The study of light-matter interaction at the nanoscale is a very promising field of research, providing the possibility to manipulate the interaction with single quantum systems like single atoms, molecules, atomic defects or quantum dots, systems that can emit one photon at a time, so-called single-photon emitters (SPEs). From the fundamental point of view, light-matter interaction at the nanoscale allows the exploration of the ultrasmall, providing superresolution and decomposition of the ensemble. From the applied point of view, it offers the possibility to manipulate SPEs and control their optical properties for important applications in the field of ultrasensitive detectors development and quantum communications.

Yet, the ultrasmall SPEs have a relatively small absorption cross-section, making their interaction with light quite weak. In fact, even in a tight excitation focus at room temperature they only absorb one photon over ten million. Additionally, in many cases such emitters have a low quantum efficiency, making them hard to detect. Furthermore, in many cases, they are optically quite fragile and tend to blink and bleach, thus no high illumination powers can be used in order to increase their emission of light.

Fortunately, nanoantennas allow to confine light well below the diffraction limit, and through efficient coupling can increase the effective absorption cross-section of SPEs, allowing effective excitation and high-resolution imaging. Moreover, nanoantennas coupled to SPEs modify the local mode density, shortening the emitters excited state lifetime, increasing the internal quantum efficiency, resulting in bright SPEs.

In this thesis, we study the interaction of light and matter at the nanoscale through deterministic coupling between a SPE and a nanoantenna, using nanometer scale control.
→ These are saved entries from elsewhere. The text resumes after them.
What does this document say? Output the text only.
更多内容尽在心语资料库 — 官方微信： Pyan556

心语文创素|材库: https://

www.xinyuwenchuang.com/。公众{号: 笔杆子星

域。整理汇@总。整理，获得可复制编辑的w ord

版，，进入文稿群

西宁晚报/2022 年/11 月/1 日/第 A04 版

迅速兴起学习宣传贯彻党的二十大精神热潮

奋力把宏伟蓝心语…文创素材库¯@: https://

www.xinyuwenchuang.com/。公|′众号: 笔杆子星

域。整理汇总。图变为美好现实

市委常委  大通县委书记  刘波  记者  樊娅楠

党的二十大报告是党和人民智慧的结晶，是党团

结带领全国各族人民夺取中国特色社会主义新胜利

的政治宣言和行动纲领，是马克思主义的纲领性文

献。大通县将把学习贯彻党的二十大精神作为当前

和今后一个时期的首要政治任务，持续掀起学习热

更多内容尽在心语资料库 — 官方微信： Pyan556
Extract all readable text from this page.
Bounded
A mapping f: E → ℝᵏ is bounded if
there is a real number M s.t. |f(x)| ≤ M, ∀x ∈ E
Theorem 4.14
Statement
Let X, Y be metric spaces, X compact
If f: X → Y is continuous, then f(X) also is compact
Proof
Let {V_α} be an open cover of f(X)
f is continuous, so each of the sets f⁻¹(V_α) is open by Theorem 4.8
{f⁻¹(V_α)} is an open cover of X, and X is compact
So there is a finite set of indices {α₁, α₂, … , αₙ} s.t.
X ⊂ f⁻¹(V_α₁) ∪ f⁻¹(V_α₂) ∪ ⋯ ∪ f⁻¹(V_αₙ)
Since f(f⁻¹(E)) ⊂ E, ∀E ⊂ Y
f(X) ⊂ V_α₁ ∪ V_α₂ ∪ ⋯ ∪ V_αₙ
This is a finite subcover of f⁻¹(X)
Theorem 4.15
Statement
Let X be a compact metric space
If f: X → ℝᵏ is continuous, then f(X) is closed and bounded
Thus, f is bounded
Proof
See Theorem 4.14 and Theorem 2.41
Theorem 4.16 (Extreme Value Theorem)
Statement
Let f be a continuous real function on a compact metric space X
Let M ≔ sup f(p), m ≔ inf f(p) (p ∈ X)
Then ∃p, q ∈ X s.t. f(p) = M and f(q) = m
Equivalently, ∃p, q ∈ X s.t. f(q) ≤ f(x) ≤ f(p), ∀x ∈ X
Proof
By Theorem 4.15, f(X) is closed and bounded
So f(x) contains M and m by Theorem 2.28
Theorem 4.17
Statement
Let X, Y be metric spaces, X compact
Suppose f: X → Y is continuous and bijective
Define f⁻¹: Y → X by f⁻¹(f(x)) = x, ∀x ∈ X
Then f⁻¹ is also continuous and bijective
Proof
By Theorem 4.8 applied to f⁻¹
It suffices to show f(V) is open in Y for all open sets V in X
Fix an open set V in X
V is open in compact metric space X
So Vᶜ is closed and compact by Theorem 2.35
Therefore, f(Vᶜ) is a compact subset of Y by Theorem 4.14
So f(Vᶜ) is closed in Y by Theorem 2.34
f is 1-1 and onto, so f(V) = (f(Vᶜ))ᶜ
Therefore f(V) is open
We use scanning probe technology to scan a single nanoantenna in close proximity to a single emitter. First, we show a novel near-field probe based on a dipolar nanoantenna design that provides a higher optical and topographical resolution compared to the state-of-the-art. Next, we apply such novel antenna probes to the study of recently discovered single atomic defects in hBN, ultrastable SPEs in an atomically thin layer, ideal for nanoscale control. Despite the hBN high refractive index, and the low absorption cross-section of the defect, we provide high-resolution imaging of single hBN emission centers, enhanced by the hot-spot of our antenna probe. The controlled interaction is demonstrated by lifetime mapping, showing a shorter lifetime for the coupled emitter-antenna case. Finally, we develop a novel light confinement mechanism based on local subwavelength field suppression by near field interference: generating “cold” spots. We obtain such dark spots by antenna phase engineering through length control. We image optically for the first time and with high resolution the cold spots, and measure fluorescence lifetime reduction, inhibition of emission for the coupled system, despite the losses of the metallic nanoantenna.

Such low-intensity sub-wavelength dark spots provide novel tools for high-resolution imaging of SPEs with ultralow intensity and a nanoscaling of advanced super-resolution techniques like MINFLUX.